Si la Société Générale reste une classique entreprise cotée, avec 75 % de son capital en bourse, le Crédit Agricole présente une structure autrement plus complexe : certes, la société anonyme Crédit Agricole est elle aussi cotée, mais son capital est en majorité détenu par les caisses régionales, structures mutualistes et qui entendent le rester. Quant à Natixis, il s'agit d'une filiale conjointe, et détenue à parts égales et à hauteur de 35 % chacune, par la Banque Populaire, coopérative depuis 1917, et par la Caisse d'Epargne, qui l'est devenue en 1999. Le capital de la Banque Populaire est réparti entre ses sociétaires, tout comme celui de la Caisse Nationale des Caisses d'Epargne ; et Natixis représente, pour les deux groupes, leur seule entité financière cotée.
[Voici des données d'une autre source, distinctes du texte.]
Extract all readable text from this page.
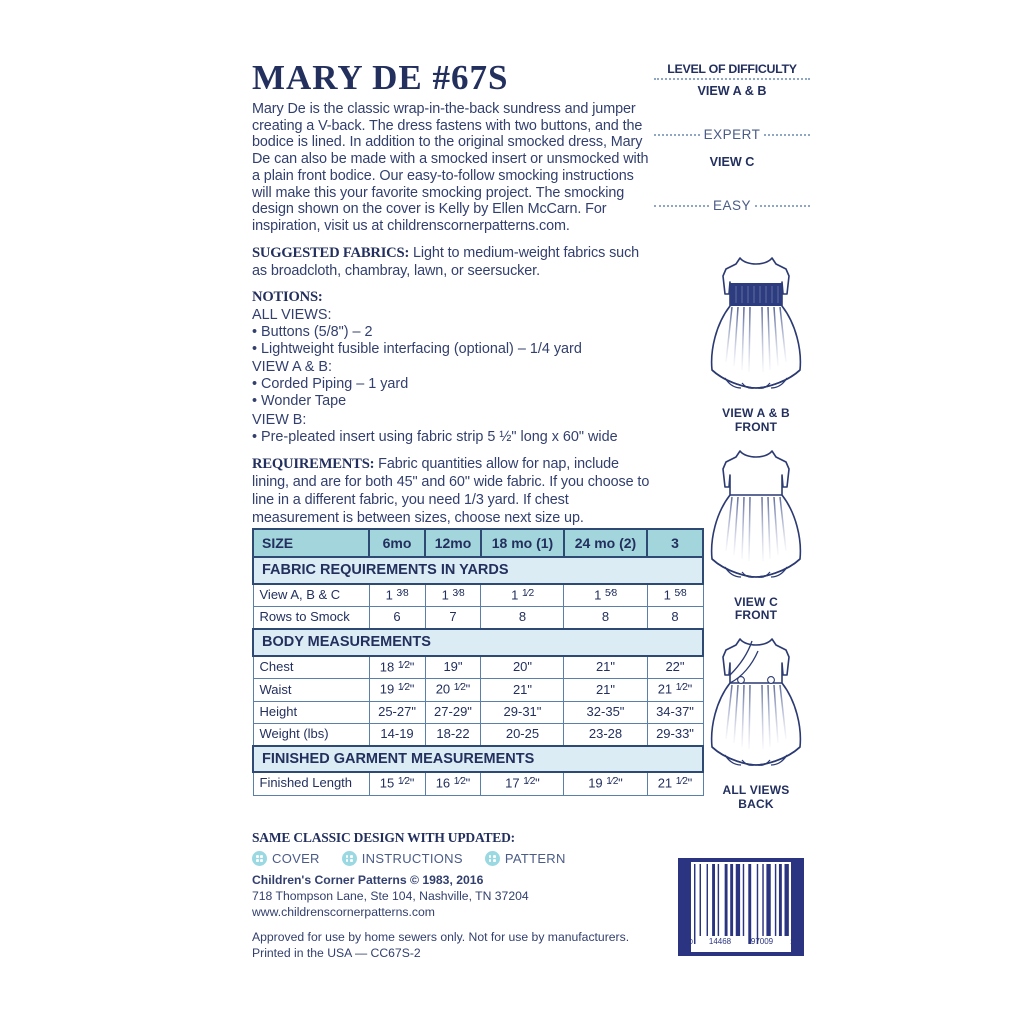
MARY DE #67S

Mary De is the classic wrap-in-the-back sundress and jumper creating a V-back. The dress fastens with two buttons, and the bodice is lined. In addition to the original smocked dress, Mary De can also be made with a smocked insert or unsmocked with a plain front bodice. Our easy-to-follow smocking instructions will make this your favorite smocking project. The smocking design shown on the cover is Kelly by Ellen McCarn. For inspiration, visit us at childrenscornerpatterns.com.

SUGGESTED FABRICS: Light to medium-weight fabrics such as broadcloth, chambray, lawn, or seersucker.
NOTIONS:
ALL VIEWS:
• Buttons (5/8") – 2
• Lightweight fusible interfacing (optional) – 1/4 yard
VIEW A & B:
• Corded Piping – 1 yard
• Wonder Tape
VIEW B:
• Pre-pleated insert using fabric strip 5 ½" long x 60" wide
REQUIREMENTS: Fabric quantities allow for nap, include lining, and are for both 45" and 60" wide fabric. If you choose to line in a different fabric, you need 1/3 yard. If chest measurement is between sizes, choose next size up.
SIZE	6mo	12mo	18 mo (1)	24 mo (2)	3
FABRIC REQUIREMENTS IN YARDS					
View A, B & C	1 $^{3⁄8}$	1 $^{3⁄8}$	1 $^{1⁄2}$	1 $^{5⁄8}$	1 $^{5⁄8}$
Rows to Smock	6	7	8	8	8
BODY MEASUREMENTS					
Chest	18 $^{1⁄2}$"	19"	20"	21"	22"
Waist	19 $^{1⁄2}$"	20 $^{1⁄2}$"	21"	21"	21 $^{1⁄2}$"
Height	25-27"	27-29"	29-31"	32-35"	34-37"
Weight (lbs)	14-19	18-22	20-25	23-28	29-33"
FINISHED GARMENT MEASUREMENTS					
Finished Length	15 $^{1⁄2}$"	16 $^{1⁄2}$"	17 $^{1⁄2}$"	19 $^{1⁄2}$"	21 $^{1⁄2}$"
LEVEL OF DIFFICULTY
VIEW A & B
EXPERT
VIEW C
EASY
VIEW A & B
FRONT
VIEW C
FRONT
ALL VIEWS
BACK
SAME CLASSIC DESIGN WITH UPDATED:
COVER	INSTRUCTIONS	PATTERN
Children's Corner Patterns © 1983, 2016
718 Thompson Lane, Ste 104, Nashville, TN 37204
www.childrenscornerpatterns.com
Approved for use by home sewers only. Not for use by manufacturers.
Printed in the USA — CC67S-2
0 14468 97009 1
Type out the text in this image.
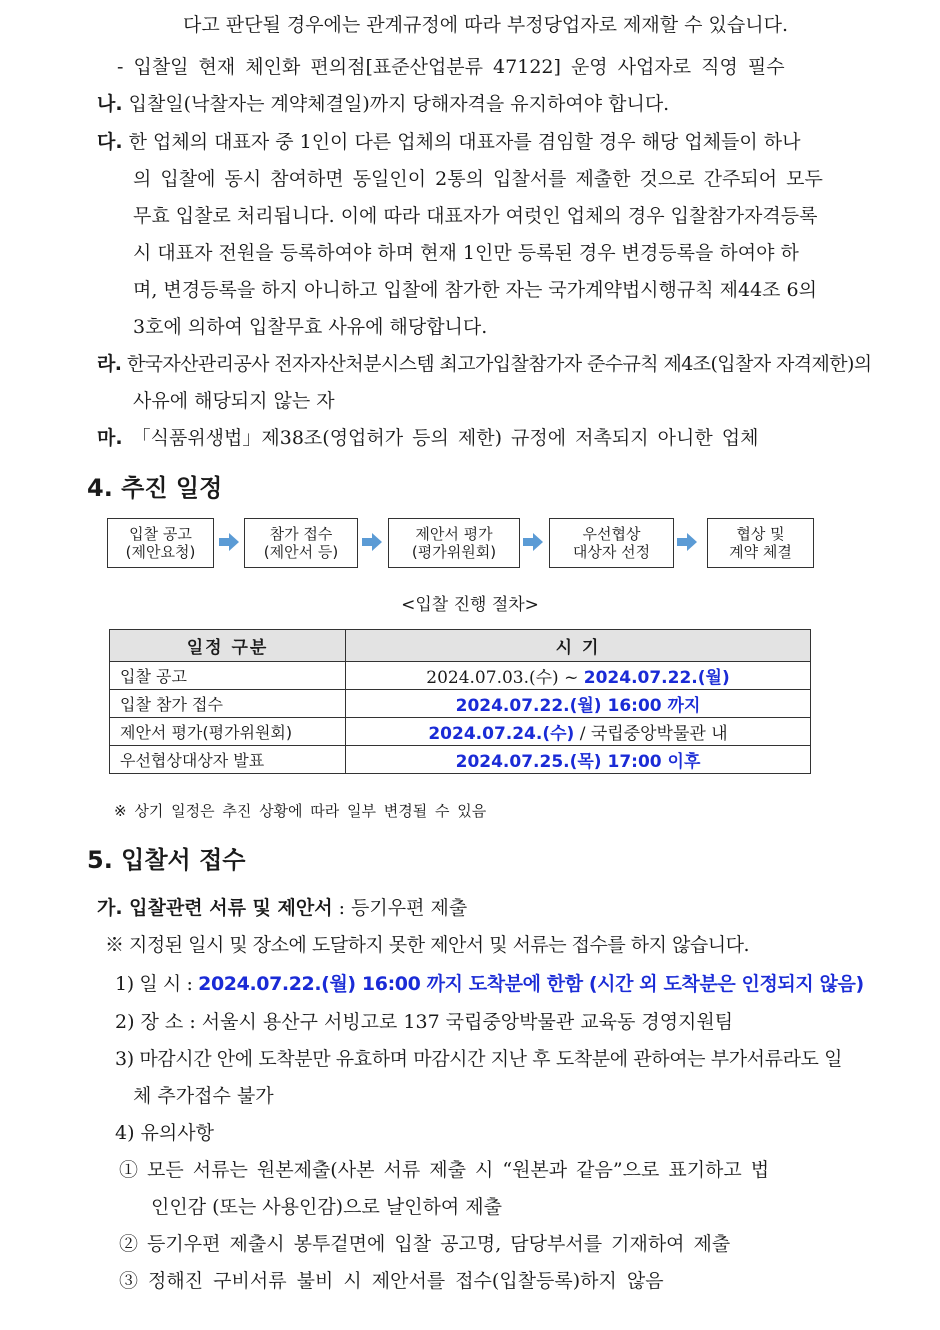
다고 판단될 경우에는 관계규정에 따라 부정당업자로 제재할 수 있습니다.
- 입찰일 현재 체인화 편의점[표준산업분류 47122] 운영 사업자로 직영 필수
나. 입찰일(낙찰자는 계약체결일)까지 당해자격을 유지하여야 합니다.
다. 한 업체의 대표자 중 1인이 다른 업체의 대표자를 겸임할 경우 해당 업체들이 하나
의 입찰에 동시 참여하면 동일인이 2통의 입찰서를 제출한 것으로 간주되어 모두
무효 입찰로 처리됩니다. 이에 따라 대표자가 여럿인 업체의 경우 입찰참가자격등록
시 대표자 전원을 등록하여야 하며 현재 1인만 등록된 경우 변경등록을 하여야 하
며, 변경등록을 하지 아니하고 입찰에 참가한 자는 국가계약법시행규칙 제44조 6의
3호에 의하여 입찰무효 사유에 해당합니다.
라. 한국자산관리공사 전자자산처분시스템 최고가입찰참가자 준수규칙 제4조(입찰자 자격제한)의
사유에 해당되지 않는 자
마. 「식품위생법」제38조(영업허가 등의 제한) 규정에 저촉되지 아니한 업체
4. 추진 일정
입찰 공고
(제안요청)
참가 접수
(제안서 등)
제안서 평가
(평가위원회)
우선협상
대상자 선정
협상 및
계약 체결
<입찰 진행 절차>
일정 구분	시 기
입찰 공고	2024.07.03.(수) ~ 2024.07.22.(월)
입찰 참가 접수	2024.07.22.(월) 16:00 까지
제안서 평가(평가위원회)	2024.07.24.(수) / 국립중앙박물관 내
우선협상대상자 발표	2024.07.25.(목) 17:00 이후
※ 상기 일정은 추진 상황에 따라 일부 변경될 수 있음
5. 입찰서 접수
가. 입찰관련 서류 및 제안서 : 등기우편 제출
※ 지정된 일시 및 장소에 도달하지 못한 제안서 및 서류는 접수를 하지 않습니다.
1) 일 시 : 2024.07.22.(월) 16:00 까지 도착분에 한함 (시간 외 도착분은 인정되지 않음)
2) 장 소 : 서울시 용산구 서빙고로 137 국립중앙박물관 교육동 경영지원팀
3) 마감시간 안에 도착분만 유효하며 마감시간 지난 후 도착분에 관하여는 부가서류라도 일
체 추가접수 불가
4) 유의사항
① 모든 서류는 원본제출(사본 서류 제출 시 “원본과 같음”으로 표기하고 법
인인감 (또는 사용인감)으로 날인하여 제출
② 등기우편 제출시 봉투겉면에 입찰 공고명, 담당부서를 기재하여 제출
③ 정해진 구비서류 불비 시 제안서를 접수(입찰등록)하지 않음
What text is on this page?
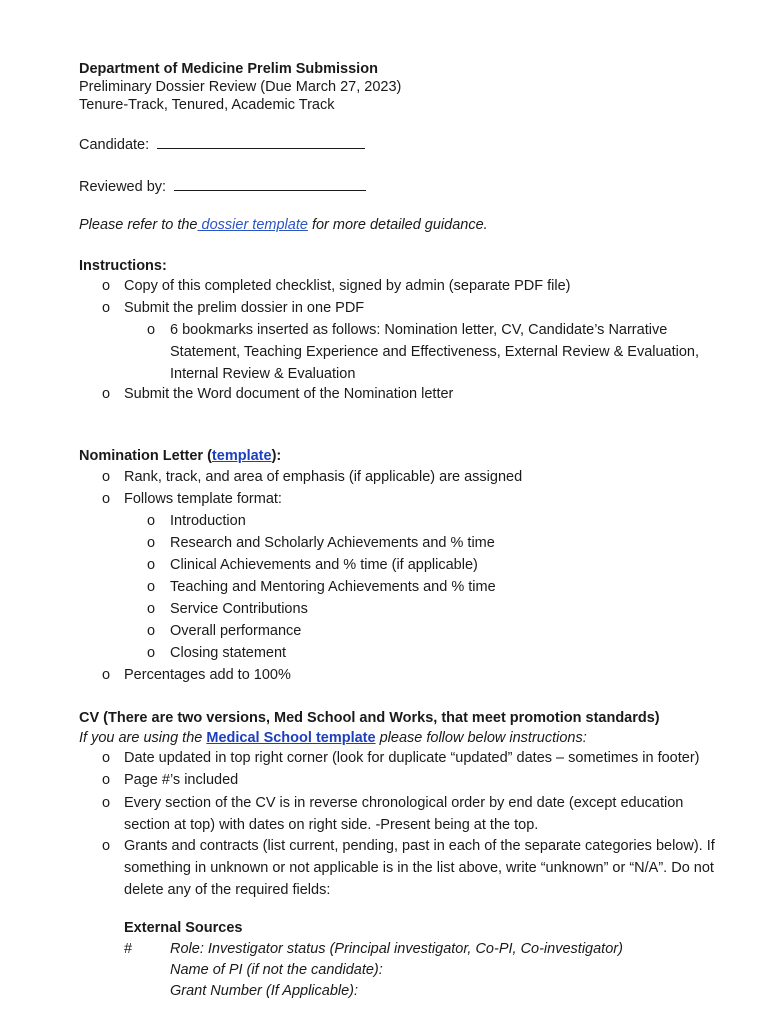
Department of Medicine Prelim Submission
Preliminary Dossier Review (Due March 27, 2023)
Tenure-Track, Tenured, Academic Track
Candidate:
Reviewed by:
Please refer to the dossier template for more detailed guidance.
Instructions:
o Copy of this completed checklist, signed by admin (separate PDF file)
o Submit the prelim dossier in one PDF
o 6 bookmarks inserted as follows: Nomination letter, CV, Candidate’s Narrative Statement, Teaching Experience and Effectiveness, External Review & Evaluation, Internal Review & Evaluation
o Submit the Word document of the Nomination letter
Nomination Letter (template):
o Rank, track, and area of emphasis (if applicable) are assigned
o Follows template format:
o Introduction
o Research and Scholarly Achievements and % time
o Clinical Achievements and % time (if applicable)
o Teaching and Mentoring Achievements and % time
o Service Contributions
o Overall performance
o Closing statement
o Percentages add to 100%
CV (There are two versions, Med School and Works, that meet promotion standards)
If you are using the Medical School template please follow below instructions:
o Date updated in top right corner (look for duplicate “updated” dates – sometimes in footer)
o Page #’s included
o Every section of the CV is in reverse chronological order by end date (except education section at top) with dates on right side. -Present being at the top.
o Grants and contracts (list current, pending, past in each of the separate categories below). If something in unknown or not applicable is in the list above, write “unknown” or “N/A”. Do not delete any of the required fields:
External Sources
#	Role: Investigator status (Principal investigator, Co-PI, Co-investigator)
Name of PI (if not the candidate):
Grant Number (If Applicable):
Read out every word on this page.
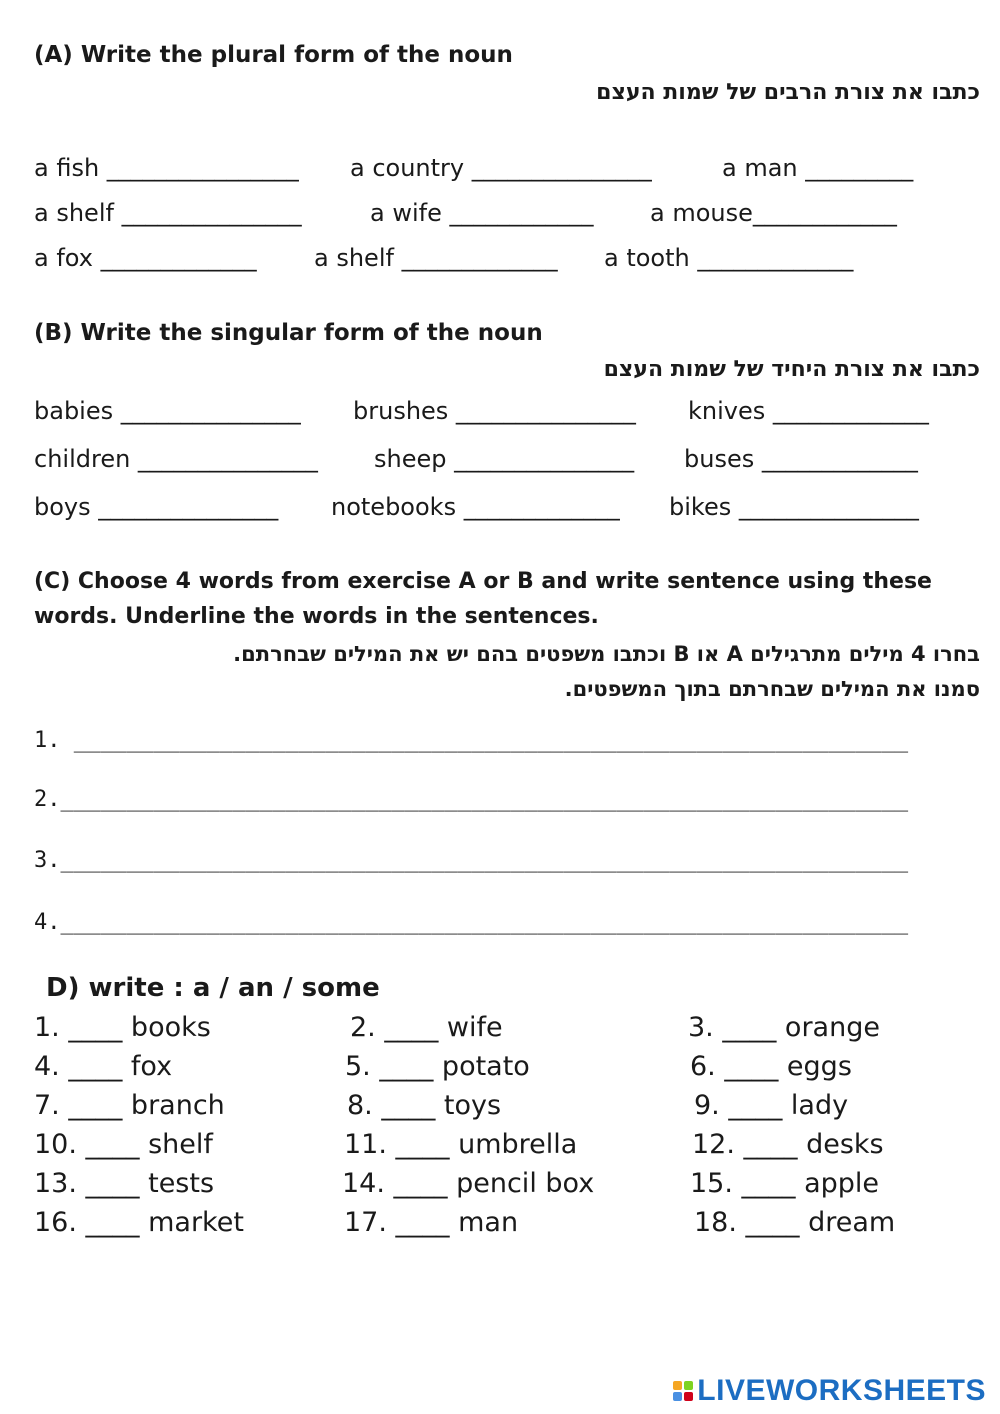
(A) Write the plural form of the noun
כתבו את צורת הרבים של שמות העצם
a fish ________________ a country _______________	a man _________
a shelf _______________	a wife ____________ a mouse____________
a fox _____________ a shelf _____________ a tooth _____________
(B) Write the singular form of the noun
כתבו את צורת היחיד של שמות העצם
babies _______________ brushes _______________ knives _____________
children _______________ sheep _______________ buses _____________
boys _______________ notebooks _____________ bikes _______________
(C) Choose 4 words from exercise A or B and write sentence using these
words. Underline the words in the sentences.
בחרו 4 מילים מתרגילים A או B וכתבו משפטים בהם יש את המילים שבחרתם.
סמנו את המילים שבחרתם בתוך המשפטים.
1. _______________________________________________________________
2.________________________________________________________________
3.________________________________________________________________
4.________________________________________________________________
D) write : a / an / some
1. ____ books	2. ____ wife	3. ____ orange
4. ____ fox	5. ____ potato	6. ____ eggs
7. ____ branch	8. ____ toys	9. ____ lady
10. ____ shelf	11. ____ umbrella	12. ____ desks
13. ____ tests	14. ____ pencil box	15. ____ apple
16. ____ market	17. ____ man	18. ____ dream
LIVEWORKSHEETS
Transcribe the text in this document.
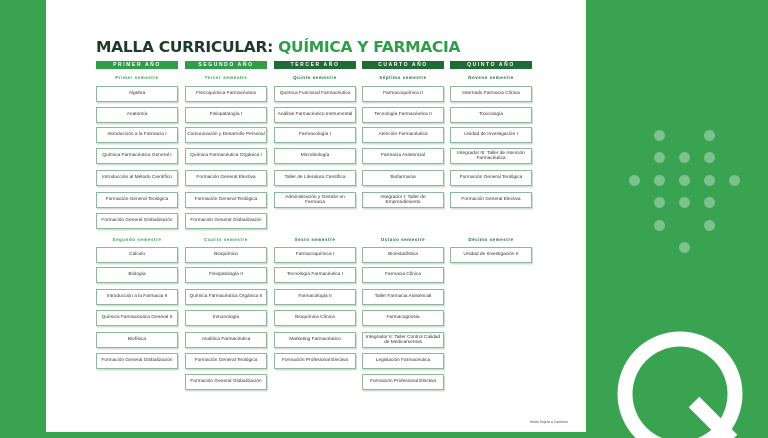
MALLA CURRICULAR: QUÍMICA Y FARMACIA
PRIMER AÑO
Primer semestre
Segundo semestre
Álgebra
Anatomía
Introducción a la Farmacia I
Química Farmacéutica General I
Introducción al Método Científico
Formación General Teológica
Formación General Globalización
Cálculo
Biología
Introducción a la Farmacia II
Química Farmacéutica General II
Biofísica
Formación General Globalización
SEGUNDO AÑO
Tercer semestre
Cuarto semestre
Fisicoquímica Farmacéutica
Fisiopatología I
Comunicación y Desarrollo Personal
Química Farmacéutica Orgánica I
Formación General Electiva
Formación General Teológica
Formación General Globalización
Bioquímica
Fisiopatología II
Química Farmacéutica Orgánica II
Inmunología
Analítica Farmacéutica
Formación General Teológica
Formación General Globalización
TERCER AÑO
Quinto semestre
Sexto semestre
Química Funcional Farmacéutica
Análisis Farmacéutico Instrumental
Farmacología I
Microbiología
Taller de Literatura Científica
Administración y Gestión en Farmacia
Farmacoquímica I
Tecnología Farmacéutica I
Farmacología II
Bioquímica Clínica
Marketing Farmacéutico
Formación Profesional Electiva
CUARTO AÑO
Séptimo semestre
Octavo semestre
Farmacoquímica II
Tecnología Farmacéutica II
Atención Farmacéutica
Farmacia Asistencial
Biofarmacia
Integrador I: Taller de Emprendimiento
Bioestadística
Farmacia Clínica
Taller Farmacia Asistencial
Farmacognosia
Integrador II: Taller Control Calidad de Medicamentos
Legislación Farmacéutica
Formación Profesional Electiva
QUINTO AÑO
Noveno semestre
Décimo semestre
Internado Farmacia Clínica
Toxicología
Unidad de Investigación I
Integrador III: Taller de Atención Farmacéutica
Formación General Teológica
Formación General Electiva
Unidad de Investigación II
Malla Sujeta a Cambios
En d'autres termes, ce sont précisément les structures coopératives qui ont le plus risqué, et le plus perdu, sur, et à cause de, ce marché des crédits hypothécaires américains.
Pour une fois, la ménagère de Carpentras représente réellement le fonds de commerce de ces réseaux bancaires, auxquels leur implantation très large et très solide dans la banque de détail permet de céder sans trop de remords à la tentation du large, et de cette banque d'affaires si prestigieuse, si élégante, si éloignée des humbles origines de la paysannerie comme de la petite entreprise, si rentable, et tellement risquée. Le bon sens s'étant visiblement noyé lors de la traversée de l'Atlantique, les actifs toxiques récupérés là-bas suffiront à asphyxier les entités capitalistes nées des stuctures coopératives, et à déprimer les actionnaires qui n'en sont pas sortis à temps, en particulier ceux qui, derrière le placement de père de famille promis par leur banque de proximité, trouveront ces actifs hautement volatils de l'ingénierie financière, et ne resteront sans doute pas sans réaction face à l'effondrement du titre. Ainsi donc, les banques les plus engagées dans la crise du capitalisme sont précisément celles qui, en théorie, récusent les modalités de cette organisation de l'économie : faut-il que l'appât du gain soit irrésistible, pour que les plus vertueux y cèdent, et découvrent à leurs dépens que le savoir-faire qui fait la réputation des banques d'affaires ne s'acquiert pas avec les restes du Crédit Lyonnais. Au moins, la Caisse des Dépôts n'ayant jamais voulu de Natixis, l'État sort-il indemme de l'affaire : l'esprit en paix, la CDC a ainsi pu refuser tout secours à sa fille indigne.